Additionally, just like elsewhere, China also has a predatory publication problem where people can pay to publish non-legitimate results, Borkar noted.

However, citation bias in China, and in places like India and others in the Global South, is not comparable to academia in the Global North today, researchers pointed out. 

“Thirty years ago, China was dealing with a whole bunch of other primary issues of their own. Comparisons by countries have a tendency to juxtapose themselves as scientific superpowers, and there is a narrative structure underlying this, which worries me a little,” Vaidya said. “I would like to look at the data from a broader lens. A better comparison would be today’s China to the West 30 years ago.” 

What the deal with citations is

Everything said, there is a larger problem underlying all this comparison in academia—the use of citations as a measure of success. 

One of the primary parameters which is considered to judge how influential a paper has been is the number of times it has been cited, or, in other words, the number of times other papers have used the findings as assumed facts and built on them. 

However, this has long been considered a problematic metric. Analyses of the 100 most cited academic papers of all time show that all of them are papers on methodology, outlining various scientific techniques to be used in the lab, and not landmark findings in various fields.

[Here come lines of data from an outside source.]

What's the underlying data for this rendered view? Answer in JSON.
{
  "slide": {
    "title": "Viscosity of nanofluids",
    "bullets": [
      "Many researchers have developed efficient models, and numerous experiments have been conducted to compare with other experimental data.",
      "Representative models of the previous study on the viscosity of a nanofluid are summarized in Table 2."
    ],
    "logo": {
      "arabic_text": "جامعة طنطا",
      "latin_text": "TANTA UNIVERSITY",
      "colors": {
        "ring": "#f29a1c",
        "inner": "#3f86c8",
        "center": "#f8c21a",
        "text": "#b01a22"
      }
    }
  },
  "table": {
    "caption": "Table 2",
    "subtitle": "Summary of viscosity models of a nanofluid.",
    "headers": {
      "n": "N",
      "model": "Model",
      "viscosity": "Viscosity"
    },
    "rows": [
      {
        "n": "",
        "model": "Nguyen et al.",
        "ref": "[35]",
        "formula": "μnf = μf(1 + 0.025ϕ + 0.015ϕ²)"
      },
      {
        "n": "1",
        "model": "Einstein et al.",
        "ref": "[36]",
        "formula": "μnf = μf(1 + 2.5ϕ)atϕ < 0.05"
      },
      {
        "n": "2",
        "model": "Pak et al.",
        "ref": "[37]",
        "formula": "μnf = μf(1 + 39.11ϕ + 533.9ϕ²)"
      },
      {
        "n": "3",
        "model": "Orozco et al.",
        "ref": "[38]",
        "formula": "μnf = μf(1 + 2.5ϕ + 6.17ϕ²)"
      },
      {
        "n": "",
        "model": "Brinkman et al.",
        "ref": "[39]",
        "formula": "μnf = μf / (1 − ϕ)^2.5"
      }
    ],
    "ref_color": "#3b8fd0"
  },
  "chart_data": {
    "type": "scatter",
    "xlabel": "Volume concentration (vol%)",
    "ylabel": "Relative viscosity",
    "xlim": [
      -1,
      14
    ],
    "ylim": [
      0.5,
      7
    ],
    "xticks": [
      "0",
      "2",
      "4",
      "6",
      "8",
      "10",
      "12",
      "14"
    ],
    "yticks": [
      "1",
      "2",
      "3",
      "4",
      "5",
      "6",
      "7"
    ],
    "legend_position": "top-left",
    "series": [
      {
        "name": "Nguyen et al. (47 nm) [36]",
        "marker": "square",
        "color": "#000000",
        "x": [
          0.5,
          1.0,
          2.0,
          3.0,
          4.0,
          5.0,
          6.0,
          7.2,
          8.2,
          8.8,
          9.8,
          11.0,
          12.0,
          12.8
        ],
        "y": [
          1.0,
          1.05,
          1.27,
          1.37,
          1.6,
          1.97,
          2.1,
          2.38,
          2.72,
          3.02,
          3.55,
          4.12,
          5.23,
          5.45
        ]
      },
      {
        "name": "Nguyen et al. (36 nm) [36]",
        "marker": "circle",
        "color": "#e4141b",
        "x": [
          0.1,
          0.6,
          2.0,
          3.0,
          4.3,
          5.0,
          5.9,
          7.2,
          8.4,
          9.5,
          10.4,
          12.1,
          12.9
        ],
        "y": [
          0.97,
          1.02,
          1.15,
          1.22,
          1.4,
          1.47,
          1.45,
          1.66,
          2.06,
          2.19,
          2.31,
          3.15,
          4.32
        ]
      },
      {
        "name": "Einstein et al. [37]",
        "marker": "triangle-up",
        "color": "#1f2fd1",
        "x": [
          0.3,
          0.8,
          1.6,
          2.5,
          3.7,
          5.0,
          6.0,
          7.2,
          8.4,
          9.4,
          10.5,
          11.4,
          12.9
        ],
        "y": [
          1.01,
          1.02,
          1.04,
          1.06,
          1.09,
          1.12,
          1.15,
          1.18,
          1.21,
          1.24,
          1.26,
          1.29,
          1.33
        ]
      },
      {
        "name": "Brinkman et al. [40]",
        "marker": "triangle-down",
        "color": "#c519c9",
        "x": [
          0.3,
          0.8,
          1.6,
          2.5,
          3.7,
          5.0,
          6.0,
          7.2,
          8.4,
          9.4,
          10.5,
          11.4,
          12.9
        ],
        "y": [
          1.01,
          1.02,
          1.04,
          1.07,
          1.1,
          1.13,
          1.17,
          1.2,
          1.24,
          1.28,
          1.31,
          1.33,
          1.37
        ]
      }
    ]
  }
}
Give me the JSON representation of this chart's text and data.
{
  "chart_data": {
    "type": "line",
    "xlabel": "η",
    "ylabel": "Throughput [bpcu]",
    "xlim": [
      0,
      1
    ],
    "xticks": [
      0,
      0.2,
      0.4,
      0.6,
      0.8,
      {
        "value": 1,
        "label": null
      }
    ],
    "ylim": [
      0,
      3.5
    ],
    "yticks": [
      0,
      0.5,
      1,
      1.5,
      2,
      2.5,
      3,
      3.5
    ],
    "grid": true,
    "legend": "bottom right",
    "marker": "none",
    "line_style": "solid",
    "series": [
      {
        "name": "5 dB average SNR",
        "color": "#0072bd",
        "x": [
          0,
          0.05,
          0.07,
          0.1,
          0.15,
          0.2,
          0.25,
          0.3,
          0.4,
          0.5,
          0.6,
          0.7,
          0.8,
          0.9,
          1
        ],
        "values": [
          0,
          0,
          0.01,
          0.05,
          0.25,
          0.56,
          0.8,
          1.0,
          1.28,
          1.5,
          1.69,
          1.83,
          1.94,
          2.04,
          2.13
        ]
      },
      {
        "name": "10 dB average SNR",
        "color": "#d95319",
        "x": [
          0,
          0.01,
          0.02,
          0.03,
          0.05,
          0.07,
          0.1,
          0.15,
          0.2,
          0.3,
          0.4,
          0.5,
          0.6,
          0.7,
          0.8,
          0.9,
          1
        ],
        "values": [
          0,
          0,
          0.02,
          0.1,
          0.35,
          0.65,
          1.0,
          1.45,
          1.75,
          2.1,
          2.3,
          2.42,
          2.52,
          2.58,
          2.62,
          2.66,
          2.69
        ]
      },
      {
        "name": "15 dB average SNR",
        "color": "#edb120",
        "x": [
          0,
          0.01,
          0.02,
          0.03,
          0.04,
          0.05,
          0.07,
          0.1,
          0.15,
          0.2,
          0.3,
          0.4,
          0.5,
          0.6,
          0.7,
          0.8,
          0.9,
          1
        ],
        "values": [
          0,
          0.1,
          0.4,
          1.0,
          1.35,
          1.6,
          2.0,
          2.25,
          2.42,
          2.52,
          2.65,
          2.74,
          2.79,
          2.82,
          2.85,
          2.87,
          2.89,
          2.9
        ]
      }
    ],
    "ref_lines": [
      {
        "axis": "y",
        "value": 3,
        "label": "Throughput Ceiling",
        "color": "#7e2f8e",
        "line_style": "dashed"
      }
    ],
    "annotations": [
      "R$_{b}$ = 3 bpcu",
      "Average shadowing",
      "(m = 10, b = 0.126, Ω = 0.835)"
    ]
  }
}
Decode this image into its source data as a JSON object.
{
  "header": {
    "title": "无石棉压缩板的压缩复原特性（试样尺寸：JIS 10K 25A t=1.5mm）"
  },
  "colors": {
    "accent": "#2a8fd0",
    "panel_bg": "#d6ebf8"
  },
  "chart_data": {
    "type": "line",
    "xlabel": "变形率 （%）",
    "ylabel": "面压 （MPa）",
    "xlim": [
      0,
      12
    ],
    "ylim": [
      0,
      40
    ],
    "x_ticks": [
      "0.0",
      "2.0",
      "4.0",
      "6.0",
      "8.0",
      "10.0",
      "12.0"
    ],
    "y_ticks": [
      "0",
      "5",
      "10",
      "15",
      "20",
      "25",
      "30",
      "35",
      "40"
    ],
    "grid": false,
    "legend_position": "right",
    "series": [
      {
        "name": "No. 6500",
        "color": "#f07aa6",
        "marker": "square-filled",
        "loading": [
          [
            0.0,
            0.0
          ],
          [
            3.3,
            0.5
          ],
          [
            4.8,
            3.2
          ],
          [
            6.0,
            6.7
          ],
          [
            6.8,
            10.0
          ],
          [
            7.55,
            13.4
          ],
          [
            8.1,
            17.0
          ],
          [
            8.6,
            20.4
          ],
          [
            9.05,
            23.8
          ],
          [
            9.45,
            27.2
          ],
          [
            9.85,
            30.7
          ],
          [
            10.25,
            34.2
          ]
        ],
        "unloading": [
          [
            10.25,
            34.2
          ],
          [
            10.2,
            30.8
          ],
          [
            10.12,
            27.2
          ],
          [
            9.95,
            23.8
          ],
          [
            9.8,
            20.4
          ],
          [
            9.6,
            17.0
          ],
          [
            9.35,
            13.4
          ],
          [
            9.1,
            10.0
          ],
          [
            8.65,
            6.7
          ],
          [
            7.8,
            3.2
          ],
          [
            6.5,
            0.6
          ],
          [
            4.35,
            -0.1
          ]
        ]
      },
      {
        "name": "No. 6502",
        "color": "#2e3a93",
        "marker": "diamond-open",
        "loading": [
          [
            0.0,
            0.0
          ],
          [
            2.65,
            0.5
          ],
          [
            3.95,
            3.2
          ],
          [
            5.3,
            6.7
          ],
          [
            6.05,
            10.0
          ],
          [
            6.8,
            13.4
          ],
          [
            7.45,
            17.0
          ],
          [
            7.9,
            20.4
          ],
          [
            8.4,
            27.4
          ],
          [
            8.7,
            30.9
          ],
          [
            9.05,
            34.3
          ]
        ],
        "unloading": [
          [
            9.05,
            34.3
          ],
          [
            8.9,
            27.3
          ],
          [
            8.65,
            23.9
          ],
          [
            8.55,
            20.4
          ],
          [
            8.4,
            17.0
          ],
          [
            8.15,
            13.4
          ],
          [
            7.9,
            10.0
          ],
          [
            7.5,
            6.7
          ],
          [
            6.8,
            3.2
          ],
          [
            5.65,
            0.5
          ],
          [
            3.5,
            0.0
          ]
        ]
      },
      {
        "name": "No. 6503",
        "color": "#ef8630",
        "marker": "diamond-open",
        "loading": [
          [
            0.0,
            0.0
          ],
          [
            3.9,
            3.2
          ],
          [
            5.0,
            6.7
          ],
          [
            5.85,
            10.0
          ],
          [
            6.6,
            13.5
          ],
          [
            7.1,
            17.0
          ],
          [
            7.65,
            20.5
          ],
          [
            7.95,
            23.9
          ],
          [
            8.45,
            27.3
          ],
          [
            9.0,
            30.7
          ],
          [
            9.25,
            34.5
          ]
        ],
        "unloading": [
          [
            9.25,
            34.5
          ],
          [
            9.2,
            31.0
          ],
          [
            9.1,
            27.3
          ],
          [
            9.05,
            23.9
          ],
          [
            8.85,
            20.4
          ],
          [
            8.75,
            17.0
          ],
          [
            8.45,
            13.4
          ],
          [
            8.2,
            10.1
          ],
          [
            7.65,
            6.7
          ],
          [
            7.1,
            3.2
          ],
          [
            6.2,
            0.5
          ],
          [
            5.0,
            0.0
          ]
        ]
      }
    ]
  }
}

At the end of the day, Rath pointed out, citations still translate into funding, career advancement, and deciding what kind of research will progress. “What we do not do enough of is public transparency. Academia is funded by the public, and there should be more than just domain experts whose opinions count when it comes to policy, funding and career advancement processes.” Other researchers concurred.

“Metrics like these generate a toxic culture of competition in the sciences, which incentivises behaviours like stacking and fraudulent research,” palaeontologist Advait Jukar explained to ThePrint.

Vaidya drew attention to the larger picture that requires understanding. 

“Power bases between countries that are jostling for supremacy is a problematic idea but it exists and it is unsurprising that it would play out in academia. In all likelihood, it is being played by China in their goal to establish a space for themselves too, but I would like to see a much richer and nuanced discussion of academic hegemony and the emergence of academic superpowers from the Global South,” she said.